Fowler drove in the final run with a two-out single in the eighth after pinch hitter Seth Smith tripled. The run was inconsequential, but the single was the Rockies’ fourth hit with a runner in scoring position. In their first 25 games, the Rockies had more than four hits with runners in scoring position in just three games _ on April 10, April 21 and April 27.

By the time Smith scored, Jimenez’s 103-pitch night was long since over. He got eight outs on ground balls, issued his only walk in the seventh when he also hit a batter after the Rockies’ long sixth and took the mound in the eighth, departing after yielding a single and double to the first batters he faced.

Jimenez, whose four-game losing streak was tied with Milwaukee’s Manny Parra (he also won Wednesday) for the longest active losing streak in the National League, said he did a much better job of staying back in his delivery, which resulted in sharp fastball command.

“Piggybacking off the last four innings on the road in the last start,” Hurdle said, referring actually to a span Friday at San Francisco when Jimenez allowed two singles and one run, “we’re starting to see the form and the sequences we saw in the second half of last season. The fastball percentage and useage spiked. It was about 70 percent fastballs, to both sides of the plate. (His) secondary pitches he put in play and he had command of.”

Jimenez gave the Rockies their eighth quality start in the past 10 games. The win improved the Rockies’ record at Coors Field to 5-5. They have scored at least seven runs in those five wins and at least 10 runs in four of them. On Thursday, the Rockies will go for a sweep of the two-game series and send Jason Marquis to the mound.

He has started four of the Rockies’ 13 day games, going 4-0 with a 2.08 ERA in those outings.
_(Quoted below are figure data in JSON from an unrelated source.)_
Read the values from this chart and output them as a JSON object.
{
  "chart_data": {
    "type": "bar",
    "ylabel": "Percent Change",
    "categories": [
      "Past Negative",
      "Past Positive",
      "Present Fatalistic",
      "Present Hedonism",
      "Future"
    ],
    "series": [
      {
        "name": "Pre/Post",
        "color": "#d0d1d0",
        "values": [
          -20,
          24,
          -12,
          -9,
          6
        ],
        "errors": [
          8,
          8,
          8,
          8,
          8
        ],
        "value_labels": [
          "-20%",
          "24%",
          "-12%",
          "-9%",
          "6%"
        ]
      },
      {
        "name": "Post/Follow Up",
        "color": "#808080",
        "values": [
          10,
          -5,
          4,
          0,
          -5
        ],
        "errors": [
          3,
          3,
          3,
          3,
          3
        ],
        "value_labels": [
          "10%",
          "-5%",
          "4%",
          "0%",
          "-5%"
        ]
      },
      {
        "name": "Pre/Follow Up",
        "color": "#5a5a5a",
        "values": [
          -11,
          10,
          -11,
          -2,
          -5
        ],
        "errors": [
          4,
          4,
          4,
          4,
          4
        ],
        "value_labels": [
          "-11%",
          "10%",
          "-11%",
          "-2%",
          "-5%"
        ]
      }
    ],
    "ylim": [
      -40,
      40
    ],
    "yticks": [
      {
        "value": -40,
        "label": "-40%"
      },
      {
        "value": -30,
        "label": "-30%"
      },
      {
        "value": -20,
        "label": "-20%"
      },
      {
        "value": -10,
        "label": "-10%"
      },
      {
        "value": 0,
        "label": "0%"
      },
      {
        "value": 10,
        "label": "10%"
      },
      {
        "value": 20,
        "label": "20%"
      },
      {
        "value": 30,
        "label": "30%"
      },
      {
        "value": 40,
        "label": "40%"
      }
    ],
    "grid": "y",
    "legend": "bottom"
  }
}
Another win and the Rockies might rightfully feel the wind’s at their back in an important homestand with the Marlins and Astros headed to town.

“We’re just happy to be home for a long period of time finally,” Hurdle said. “We’ve been vagabonds here. We haven’t done things with consistency like we’d like to. We’ve dug ourself a little bit of a hole. This is an opportunity to unpack our bags, put our foot down at home, get some rhythm to our game.”

The homestand began with the most lopsided victory of the season after the Rockies arrived home at 3 a.m. Wednesday morning from San Diego. After a month when the Rockies’ play often has defied reason, Hurdle offered a tentative explanation for the sequence of events.

“Sometimes the travel can take a little anxiety out of you, maybe,” he said. “Just come out and play.”